Kocaeli Şehir Tiyatroları ‘Yaşamak mı Yoksa Ölmek mi’ oyununda çok içten ve bir o kadar görkemli bir prodüksiyona imza atıyor. Nazi işgaline neşeyle direnen Varşovalı tiyatrocuların öyküsünden siz de umutla çıkacaksınız.
Varşova’dayız, 1939. Hitler önderliğindeki Nazi Almanya’sının ayak seslerinin Polonya’ya iyice yaklaştığı günler. Şehrin en sevilen tiyatrolarından birinin yeni oyun provasıyla başlıyor oyun: ‘Hitler’den Bir Armağan’. Yönetmeninden kostüm ve dekor tasarımcısına, en genç oyuncusundan ülkenin en ünlü aktör ve aktristine kadar bu ekibin şiarı ortaktır: “Biz bu çığrından çıkmış dünyaya uyamayız.”

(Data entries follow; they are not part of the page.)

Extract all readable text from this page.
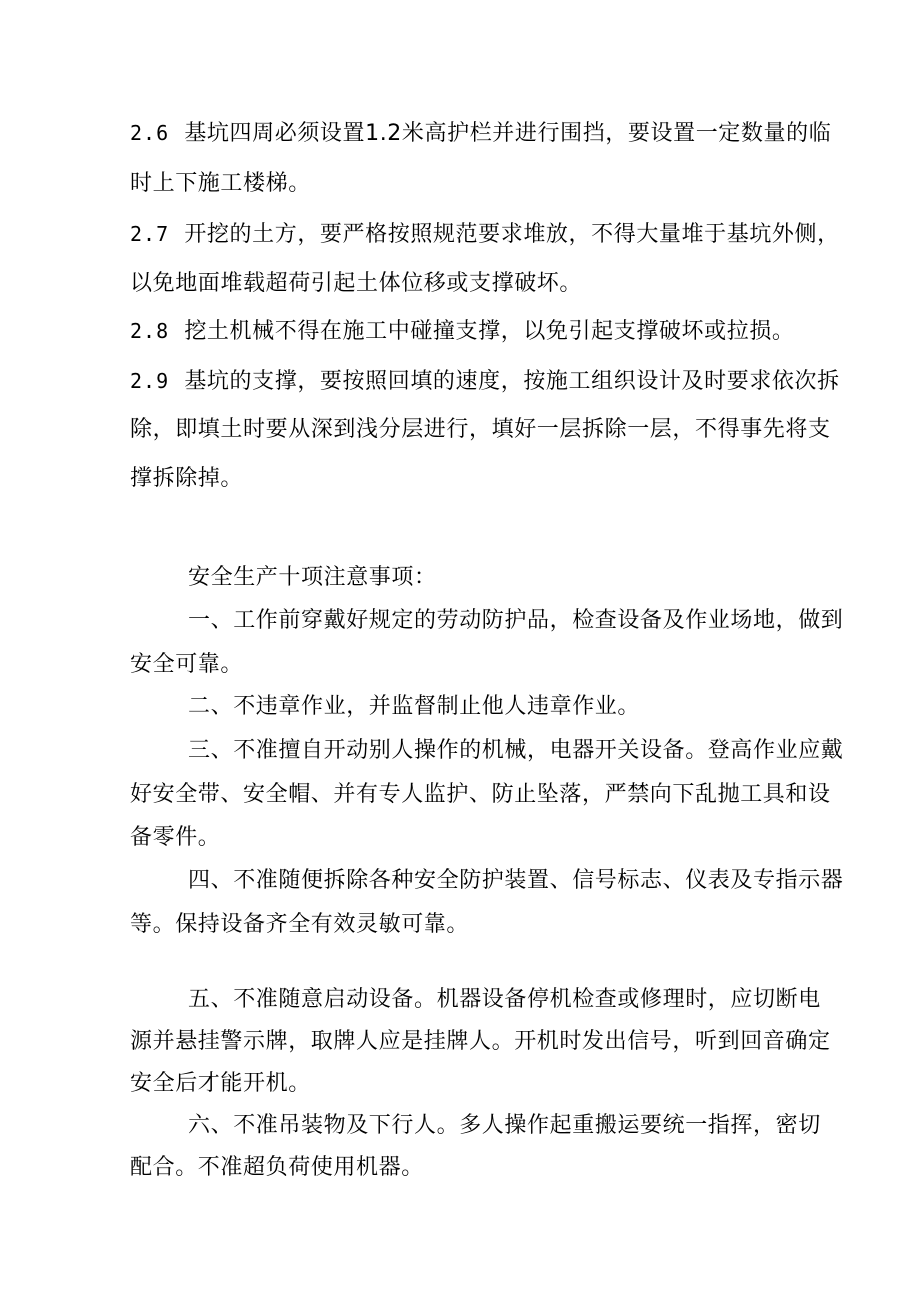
2.6 基坑四周必须设置1.2米高护栏并进行围挡，要设置一定数量的临
时上下施工楼梯。
2.7 开挖的土方，要严格按照规范要求堆放，不得大量堆于基坑外侧，
以免地面堆载超荷引起土体位移或支撑破坏。
2.8 挖土机械不得在施工中碰撞支撑，以免引起支撑破坏或拉损。
2.9 基坑的支撑，要按照回填的速度，按施工组织设计及时要求依次拆
除，即填土时要从深到浅分层进行，填好一层拆除一层，不得事先将支
撑拆除掉。
安全生产十项注意事项：
一、工作前穿戴好规定的劳动防护品，检查设备及作业场地，做到
安全可靠。
二、不违章作业，并监督制止他人违章作业。
三、不准擅自开动别人操作的机械，电器开关设备。登高作业应戴
好安全带、安全帽、并有专人监护、防止坠落，严禁向下乱抛工具和设
备零件。
四、不准随便拆除各种安全防护装置、信号标志、仪表及专指示器
等。保持设备齐全有效灵敏可靠。
五、不准随意启动设备。机器设备停机检查或修理时，应切断电
源并悬挂警示牌，取牌人应是挂牌人。开机时发出信号，听到回音确定
安全后才能开机。
六、不准吊装物及下行人。多人操作起重搬运要统一指挥，密切
配合。不准超负荷使用机器。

Zaten çalışmakta oldukları Hitler karşıtı oyun için de sansür kurulundan onay alamazlar. Alelacele, müthiş bir kıvraklıkla hemen ertesi geceye repertuvarlarındaki ‘Hamlet’ oyununu yetiştirirler. Topluluğun bir numarası, ‘büyük aktör’ Joseph Tura ilerleyen yaşına rağmen Hamlet olarak seyirciyi hâlâ etkilediğini düşünmektedir ne de olsa…
Kulisteyse çok daha coşkulu bir sahne akmaktadır: Joseph Tura’nın aynı zamanda eşi olan; genç, güzel, yetenekli ve Polonya halkının gözdesi olan aktris Maria Tura, genç bir havacı teğmen hayranıyla kuliste buluşur. Kocası sahnede o meşhur ve ‘sıkıcı’ (!) Hamlet tiradını bilmem kaçıncı kez atarken… “Yaşamak mı yoksa ölmek mi…”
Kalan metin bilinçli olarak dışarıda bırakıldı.